NASA's astronauts aboard the International Space Station can now chew on fresh lettuce as the gardening experiment has managed to grow red romaine lettuce for the crew. 

 

The crop harvested is part of a gardening program called 'cut-and-come-again'. Astronaut Shane Kimbrough is in-charge of the new Vegie experiment (Veg-03) and from the looks of it is doing a pretty neat job. The latest Vegie round of experiment that started October 25 saw about six red lettuce plants growing simultaneously for the first time. And the most recent harvest took place on 2 December.
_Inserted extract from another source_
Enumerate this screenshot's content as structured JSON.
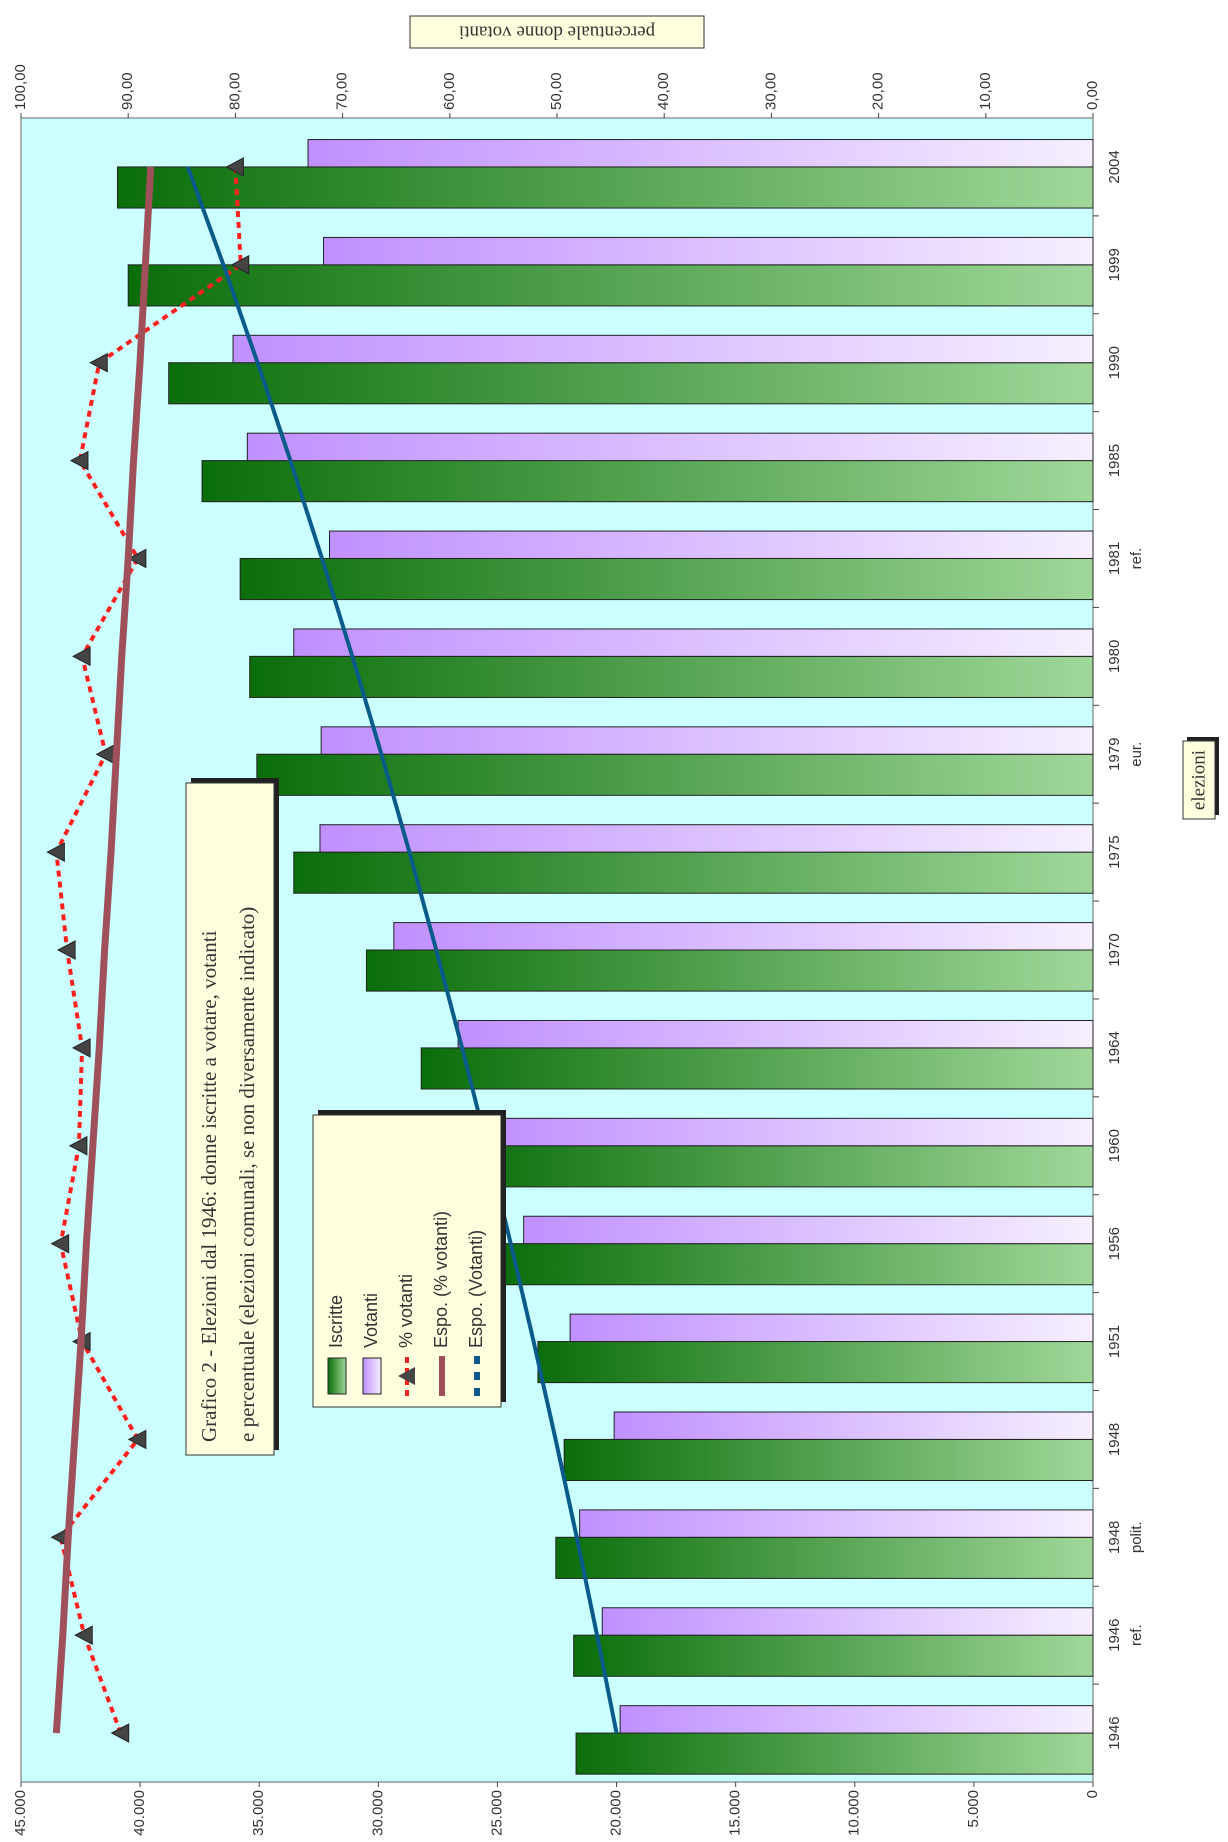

It yielded a small amount of lettuce that was divided among the crew members. 

 

Image: NASA Image: NASA

 

This ongoing experiment shows potential in creating a sustainable source of food. Moreover, lettuce, in particular can be harvested (by cutting) and will regrow just in about 10 days. Again, making it a good renewable crop for the space station. Previously, astronaut Scott Kelly was involved in assisting the early stages of development of the Veggie system that has been developed by Orbital Technologies and tested at NASA's Kennedy Space Center in Florida before being deployed to the ISS two years ago. The leafy greens were harvested for the first time last year (Veg 01) in August. So, the next obvious challenge was to increase the crop yield so that it can suffice the crew. 

 


While technology advancements take us places out of the world (literally), it's intriguing how we go back to the basics. The sustainable food supplement is considered as a critical part of NASA's journey to Mars. As it moves towards long-duration missions, Veggie could become a great resource for crew food growth and consumption.